Cryptocurrency exchanges provide platforms for secure, instant and global transfers of money. According to Forbes, the blockchain technology that encrypts transactions and makes them virtually tamper-proof also provides a significant measure of anonymity.
This secrecy has made digital currency exchanges hotbeds for black market and ethically questionable financial activity. However, if you are facing a divorce and are reluctant to comply with California community property laws, think twice about using cryptocurrency as a method for hiding your assets.
Cryptocurrency transactions are not entirely anonymous
You store all of your cryptocurrency activity and personal information in a “digital wallet.” You hold the only means to access the data in the wallet by way of a private encryption code, or “key.” Since no one else can access your wallet without your code and your private key cannot identify you, you might believe that all of your activity is secret.

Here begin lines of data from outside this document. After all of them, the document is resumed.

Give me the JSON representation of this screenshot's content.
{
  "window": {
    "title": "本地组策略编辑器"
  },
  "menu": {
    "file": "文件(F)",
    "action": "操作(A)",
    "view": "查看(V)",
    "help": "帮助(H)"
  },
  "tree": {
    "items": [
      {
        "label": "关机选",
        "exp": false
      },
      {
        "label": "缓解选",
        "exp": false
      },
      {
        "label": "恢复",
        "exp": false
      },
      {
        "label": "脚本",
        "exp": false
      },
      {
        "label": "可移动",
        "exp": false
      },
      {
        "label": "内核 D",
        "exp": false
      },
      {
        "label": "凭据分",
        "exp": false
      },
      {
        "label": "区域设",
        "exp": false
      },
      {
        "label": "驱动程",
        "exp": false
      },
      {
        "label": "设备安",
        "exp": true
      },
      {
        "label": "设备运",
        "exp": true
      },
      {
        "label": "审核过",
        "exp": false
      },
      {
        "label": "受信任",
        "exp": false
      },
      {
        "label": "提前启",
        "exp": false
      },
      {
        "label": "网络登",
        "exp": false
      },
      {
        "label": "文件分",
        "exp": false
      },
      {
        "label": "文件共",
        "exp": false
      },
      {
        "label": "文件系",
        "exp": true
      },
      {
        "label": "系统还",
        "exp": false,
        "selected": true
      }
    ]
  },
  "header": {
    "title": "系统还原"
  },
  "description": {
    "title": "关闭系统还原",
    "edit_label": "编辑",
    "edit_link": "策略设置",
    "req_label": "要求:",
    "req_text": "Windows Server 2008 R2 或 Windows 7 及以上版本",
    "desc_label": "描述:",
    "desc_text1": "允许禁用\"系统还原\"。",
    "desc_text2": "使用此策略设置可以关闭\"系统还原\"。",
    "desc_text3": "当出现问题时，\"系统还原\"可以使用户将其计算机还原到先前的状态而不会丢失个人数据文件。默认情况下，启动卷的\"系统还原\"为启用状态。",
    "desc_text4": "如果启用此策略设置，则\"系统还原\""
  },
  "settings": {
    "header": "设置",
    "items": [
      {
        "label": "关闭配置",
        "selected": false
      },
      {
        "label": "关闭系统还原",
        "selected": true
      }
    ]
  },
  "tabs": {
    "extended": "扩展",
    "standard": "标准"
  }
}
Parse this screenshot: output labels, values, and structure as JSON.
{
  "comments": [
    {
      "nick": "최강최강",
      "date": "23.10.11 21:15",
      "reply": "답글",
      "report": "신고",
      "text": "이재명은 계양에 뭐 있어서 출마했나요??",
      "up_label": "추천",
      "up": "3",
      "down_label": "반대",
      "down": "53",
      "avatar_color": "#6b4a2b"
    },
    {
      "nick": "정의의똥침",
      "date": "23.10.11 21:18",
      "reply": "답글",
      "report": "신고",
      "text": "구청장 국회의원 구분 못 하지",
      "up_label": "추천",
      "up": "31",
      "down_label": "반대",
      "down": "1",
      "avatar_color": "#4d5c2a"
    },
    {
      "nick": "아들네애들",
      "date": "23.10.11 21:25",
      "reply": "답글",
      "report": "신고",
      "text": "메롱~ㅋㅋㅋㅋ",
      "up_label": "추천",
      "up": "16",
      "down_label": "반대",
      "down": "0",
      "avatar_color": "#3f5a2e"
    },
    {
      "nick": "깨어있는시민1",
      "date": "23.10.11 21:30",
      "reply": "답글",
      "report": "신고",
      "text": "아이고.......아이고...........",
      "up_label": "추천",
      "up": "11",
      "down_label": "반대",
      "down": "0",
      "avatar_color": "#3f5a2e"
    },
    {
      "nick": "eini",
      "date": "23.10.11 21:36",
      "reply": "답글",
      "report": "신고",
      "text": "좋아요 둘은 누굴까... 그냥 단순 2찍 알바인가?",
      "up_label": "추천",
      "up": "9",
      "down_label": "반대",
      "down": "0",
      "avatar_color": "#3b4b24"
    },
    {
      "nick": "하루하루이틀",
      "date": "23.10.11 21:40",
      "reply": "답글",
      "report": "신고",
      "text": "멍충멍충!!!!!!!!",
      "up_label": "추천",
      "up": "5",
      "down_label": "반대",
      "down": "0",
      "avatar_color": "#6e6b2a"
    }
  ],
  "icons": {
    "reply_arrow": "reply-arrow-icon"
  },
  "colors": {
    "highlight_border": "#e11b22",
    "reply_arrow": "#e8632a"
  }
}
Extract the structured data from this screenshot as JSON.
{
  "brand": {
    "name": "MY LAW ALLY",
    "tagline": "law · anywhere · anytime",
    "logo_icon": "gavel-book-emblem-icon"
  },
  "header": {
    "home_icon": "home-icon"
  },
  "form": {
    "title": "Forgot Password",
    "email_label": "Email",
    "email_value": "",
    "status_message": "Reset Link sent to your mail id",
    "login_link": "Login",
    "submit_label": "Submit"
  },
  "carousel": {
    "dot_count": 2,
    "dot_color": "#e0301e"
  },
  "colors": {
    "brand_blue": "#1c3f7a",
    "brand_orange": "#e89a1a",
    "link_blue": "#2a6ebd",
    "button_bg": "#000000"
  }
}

Still, you must understand that blockchain technology records every encrypted transaction on a public computer network. Anyone knowledgeable with the system can view cryptocurrency transfers, and computer forensic specialists are continually improving their methods of tracing activity back to the original sources.
Reactionary transfers could be fraudulent
Savvy investors may choose to use digital currency as legitimate asset protection as a part of their overall wealth strategy. Yet, there is a line between legal asset diversification and fraudulent property transfers.
Divorce court proceedings typically require your complete disclosure of all assets, and that includes cryptocurrency. Also, the process of financial discovery will not stop with a simple snapshot of your current holdings. A forensic accountant could view digital currency activity that took place just before your divorce filing as reactionary and intentional to hide assets.